I am a mom. I have the most beautiful boy and girl. Since I first laid eyes on them, I fell in love. I want to invest in my children. I want to provide opportunities and experiences for my children. I want to spend time with them, play with them. I want to be an example for them. But sometimes I’m so overwhelmed.
I am a wife. I am married to a godly man who puts his family before himself. Who leads his family in truth. Since I met this man 13 years ago, I knew he was someone I needed in my life. I want to love him more. I want to show him how much I love and care for him. But there are days where I am just so overwhelmed.
I am a child of the King. I gave my heart and life to the One who saves many years ago. 26 years ago at my little blue table in my bedroom. Since that day I have tried to live a righteous life. I have tried to study my Word, pray to Him, live for Him. But I keep failing. I keep breaking my promises. I keep running. I’m so overwhelmed.
Overwhelmed. Overwhelmed. Overwhelmed. The word that plagues my mind everyday. The word that knocks on the door of my heart, longing to come in and take control. The word that leaves me feeling like a failure, empty, useless, broken and laid bare for all the world to see. The word that suffocates me so much some days that I just can’t breathe.
That’s when I lay my broken body at the foot of His throne once again. I come. With all of my messes, my failures, my disasters. I come. And all I do is look up. I look up at the One who originally found me, lying on the floor in the midst of ruins. The One who once picked me up, cleaned up my mess, wrapped His robe of righteousness around me, and called me His. His. His beautiful mess. His beautiful disaster. And whispered a promise to my soul. Not the kind of promise that I tell. The broken promises I’ve told. An eternal promise. I will restore you. I will clean you up. I will pick up the pieces and debris you’ve left behind. I will turn your ashes into beauty. I will be merciful to you and withhold the wrath that you deserve. I will lavish my grace upon your broken body until you no longer see a mess, a failure, a disaster. But you see me.
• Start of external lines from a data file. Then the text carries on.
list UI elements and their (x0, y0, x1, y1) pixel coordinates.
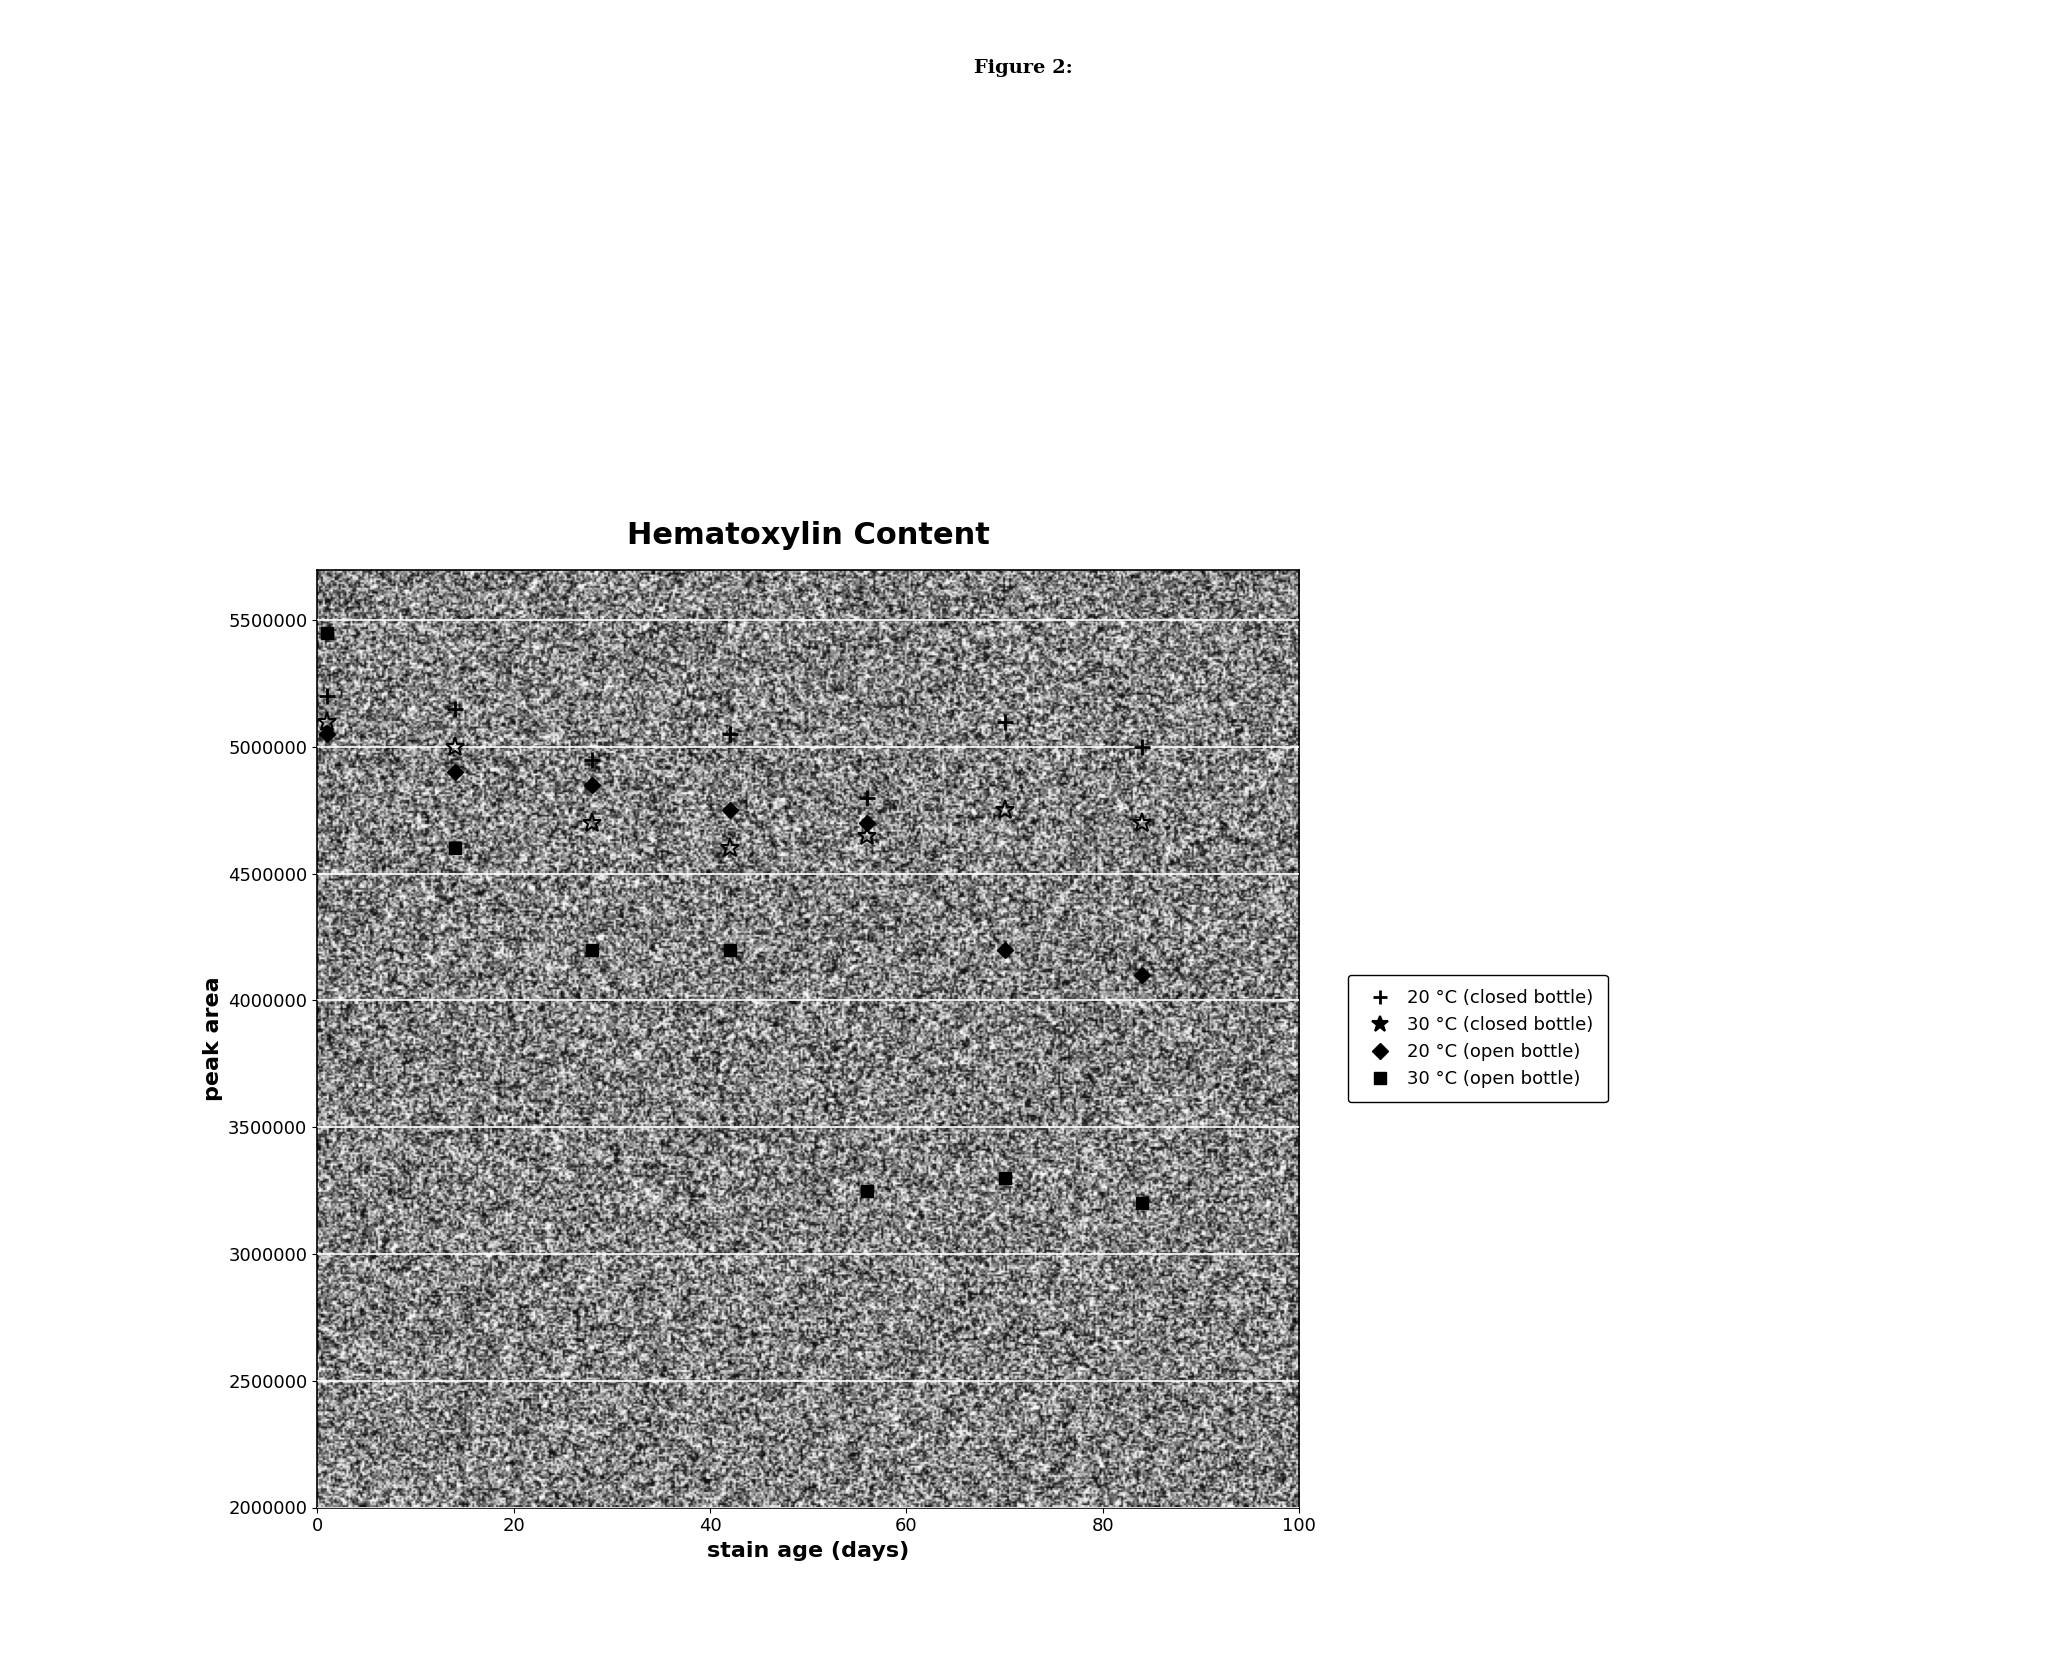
Legend: 20 °C (closed bottle), 30 °C (closed bottle), 20 °C (open bottle), 30 °C (open b: 20 °C (closed bottle), 30 °C (closed bot… (1348, 975, 1608, 1102)
Title: Hematoxylin Content: Hematoxylin Content (626, 521, 990, 551)
Text: Figure 2:: Figure 2: (974, 59, 1072, 77)
X-axis label: stain age (days): stain age (days) (708, 1541, 908, 1561)
Y-axis label: peak area: peak area (203, 977, 223, 1100)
My Son. My glory. Keep coming child. Forever come to the throne. To the One who makes you new. And when you fail again, and you will, I will pick you up and show you my beauty. That you may gaze upon what is good and perfect. And see me rather than your failures.
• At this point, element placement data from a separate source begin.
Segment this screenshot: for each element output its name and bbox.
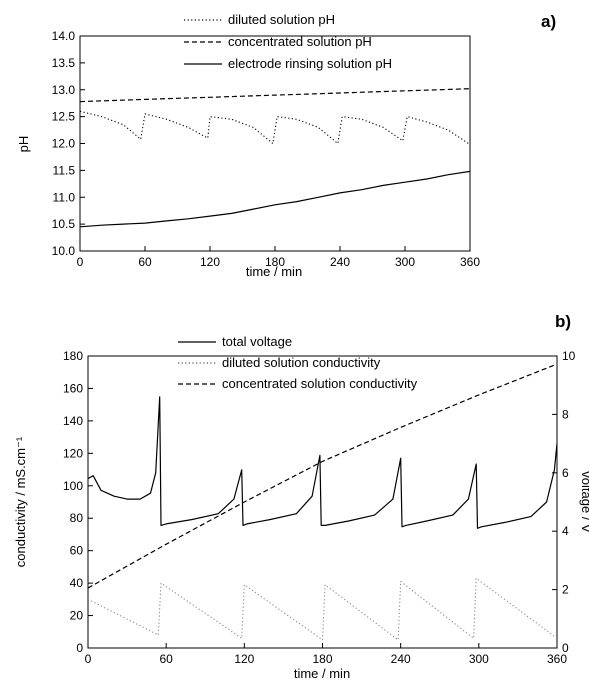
y-axis-label-b-right: voltage / V — [579, 471, 589, 533]
x-tick-label: 240 — [330, 255, 350, 269]
x-axis-label-a: time / min — [246, 264, 302, 279]
x-tick-label: 120 — [200, 255, 220, 269]
x-axis-label-b: time / min — [294, 666, 350, 681]
series-line-total-voltage — [87, 396, 558, 529]
series-line-concentrated-solution-conductivity — [87, 363, 558, 589]
y2-tick-label: 10 — [562, 349, 576, 363]
series-line-electrode-rinsing-solution-pH — [79, 170, 471, 228]
y-ticks-b-right: 0 2 4 6 8 10 — [552, 349, 576, 655]
panel-a: 10.0 10.5 11.0 11.5 12.0 12.5 13.0 13.5 14.0 0 60… — [16, 12, 556, 279]
legend-label: concentrated solution conductivity — [222, 376, 418, 391]
legend-b: total voltage diluted solution conductivi… — [178, 334, 418, 391]
y-axis-label-a: pH — [16, 136, 31, 153]
y-tick-label: 80 — [70, 511, 84, 525]
legend-label: concentrated solution pH — [228, 34, 372, 49]
y-tick-label: 12.0 — [52, 137, 76, 151]
y2-tick-label: 4 — [562, 524, 569, 538]
y-tick-label: 120 — [63, 446, 83, 460]
y-tick-label: 14.0 — [52, 29, 76, 43]
series-line-concentrated-solution-pH — [79, 88, 471, 103]
y-tick-label: 11.0 — [53, 190, 76, 204]
x-tick-label: 360 — [547, 652, 567, 666]
plot-frame-b — [87, 355, 558, 649]
x-tick-label: 60 — [138, 255, 152, 269]
y-tick-label: 11.5 — [53, 163, 76, 177]
x-tick-label: 300 — [395, 255, 415, 269]
x-tick-label: 0 — [85, 652, 92, 666]
y-tick-label: 10.5 — [52, 217, 76, 231]
legend-label: electrode rinsing solution pH — [228, 56, 392, 71]
y2-tick-label: 6 — [562, 466, 569, 480]
y-tick-label: 20 — [70, 609, 84, 623]
x-tick-label: 120 — [234, 652, 254, 666]
y-tick-label: 160 — [63, 381, 83, 395]
y-ticks-b-left: 0 20 40 60 80 100 120 140 160 180 — [63, 349, 93, 655]
x-ticks-b: 0 60 120 180 240 300 360 — [85, 643, 567, 666]
x-tick-label: 180 — [265, 255, 285, 269]
x-tick-label: 180 — [312, 652, 332, 666]
legend-a: diluted solution pH concentrated solution… — [184, 12, 392, 71]
series-line-diluted-solution-conductivity — [87, 577, 558, 641]
x-ticks-a: 0 60 120 180 240 300 360 — [77, 246, 480, 269]
y-tick-label: 40 — [70, 576, 84, 590]
series-line-diluted-solution-pH — [79, 110, 471, 146]
y-tick-label: 12.5 — [52, 110, 76, 124]
y-tick-label: 0 — [76, 641, 83, 655]
x-tick-label: 0 — [77, 255, 84, 269]
series-group-a — [79, 88, 471, 228]
y-tick-label: 100 — [63, 479, 83, 493]
y-ticks-a: 10.0 10.5 11.0 11.5 12.0 12.5 13.0 13.5 14.0 — [52, 29, 85, 258]
y2-tick-label: 0 — [562, 641, 569, 655]
y2-tick-label: 2 — [562, 583, 569, 597]
y-tick-label: 13.5 — [52, 56, 76, 70]
x-tick-label: 60 — [159, 652, 173, 666]
x-tick-label: 240 — [391, 652, 411, 666]
panel-label-b: b) — [555, 312, 571, 331]
legend-label: total voltage — [222, 334, 292, 349]
panel-b: 0 20 40 60 80 100 120 140 160 180 0 2 4 6 8 10 0 60 120 1… — [13, 312, 589, 681]
legend-label: diluted solution conductivity — [222, 355, 381, 370]
y-axis-label-b-left: conductivity / mS.cm⁻¹ — [13, 436, 28, 567]
legend-label: diluted solution pH — [228, 12, 335, 27]
panel-label-a: a) — [541, 12, 556, 31]
y2-tick-label: 8 — [562, 407, 569, 421]
y-tick-label: 13.0 — [52, 83, 76, 97]
x-tick-label: 300 — [469, 652, 489, 666]
y-tick-label: 140 — [63, 414, 83, 428]
y-tick-label: 180 — [63, 349, 83, 363]
x-tick-label: 360 — [460, 255, 480, 269]
series-group-b — [87, 363, 558, 641]
y-tick-label: 10.0 — [52, 244, 76, 258]
y-tick-label: 60 — [70, 544, 84, 558]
So I come once again to the throne that makes me whole. The One who will remind me once again when I cannot see past my failures who HE is. What HE’S done. And what HE will do again and again in my life.
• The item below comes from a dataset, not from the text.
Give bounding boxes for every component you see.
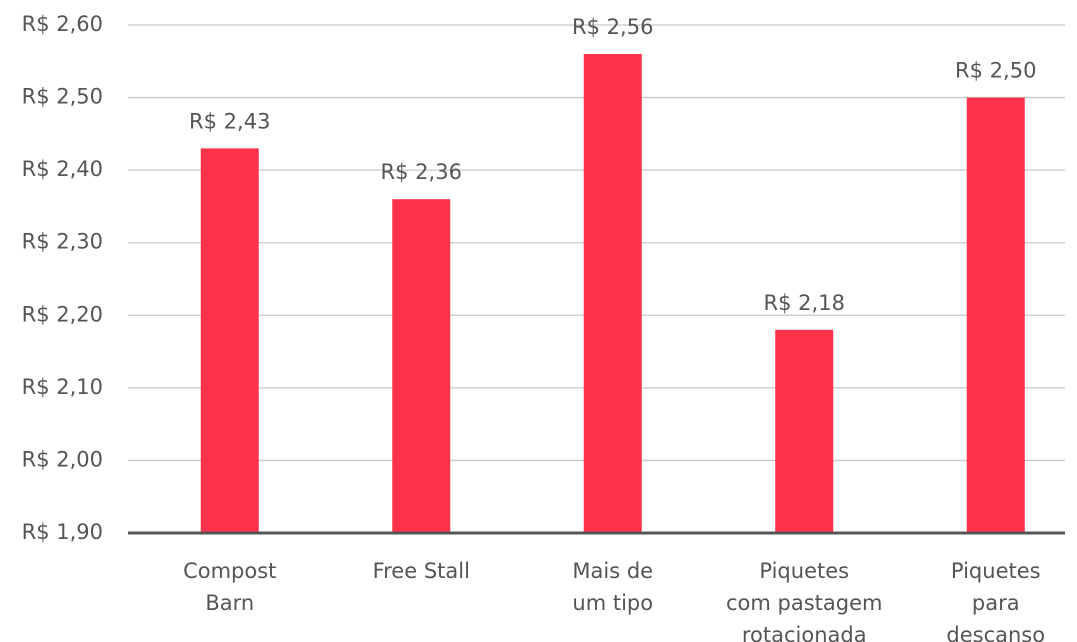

I am His. I was purchased by His blood. When I wronged Him and sinned against Him, He purchased me anyway. Since the day I chose Him, he has been transforming me. Molding me. Making me into something beautiful and pleasing to Him. When I fail Him over and over again, He picks me up, calls me His, and continues to transform, mold, and make me. I am overwhelmed by His mercy. His grace. His love. His promise. I am His.